Mantan Perdana Menteri Prancis: Agresi Israel di Gaza Skandal Terbesar dalam Sejarah
Israel terus melakukan serangan intensif di Gaza
REPUBLIKA.CO.ID, JAKARTA— Mantan Perdana Menteri Prancis Dominique de Villepin mengutuk “kebisuan” yang sedang berlangsung seputar perang Israel di Gaza dan mengkritik “sikap diam” pemerintah Prancis dalam konflik tersebut dalam sebuah wawancara radio dengan France Inter pada hari Kamis (12/9/2024).
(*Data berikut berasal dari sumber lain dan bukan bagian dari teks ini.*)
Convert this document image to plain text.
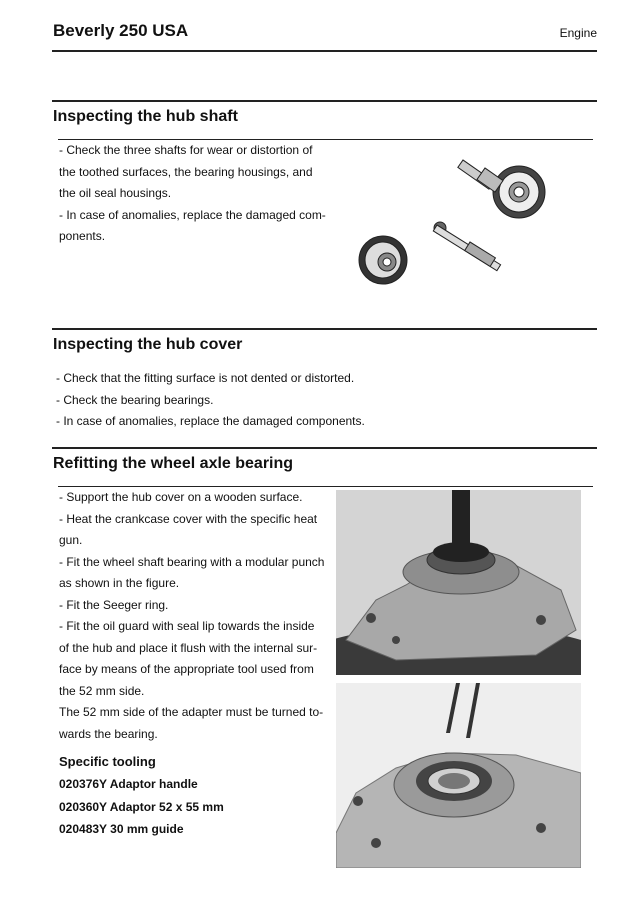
Beverly 250 USA	Engine
Inspecting the hub shaft
- Check the three shafts for wear or distortion of
the toothed surfaces, the bearing housings, and
the oil seal housings.
- In case of anomalies, replace the damaged com-
ponents.
Inspecting the hub cover
- Check that the fitting surface is not dented or distorted.
- Check the bearing bearings.
- In case of anomalies, replace the damaged components.
Refitting the wheel axle bearing
- Support the hub cover on a wooden surface.
- Heat the crankcase cover with the specific heat
gun.
- Fit the wheel shaft bearing with a modular punch
as shown in the figure.
- Fit the Seeger ring.
- Fit the oil guard with seal lip towards the inside
of the hub and place it flush with the internal sur-
face by means of the appropriate tool used from
the 52 mm side.
The 52 mm side of the adapter must be turned to-
wards the bearing.
Specific tooling
020376Y Adaptor handle
020360Y Adaptor 52 x 55 mm
020483Y 30 mm guide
Ketika diminta untuk mengomentari penunjukan Michel Barnier sebagai perdana menteri dan tantangan politik dan ekonomi yang dihadapi Prancis, de Villepin mengakhiri wawancara dengan mengungkapkan kemarahannya atas respons politik dan media Prancis terhadap perang Israel di Gaza.
Ketika sang jurnalis menyinggung soal konflik dan mengutip angka kematian yang diberikan oleh “Kementerian Kesehatan Hamas”, de Villepin dengan cepat menyela.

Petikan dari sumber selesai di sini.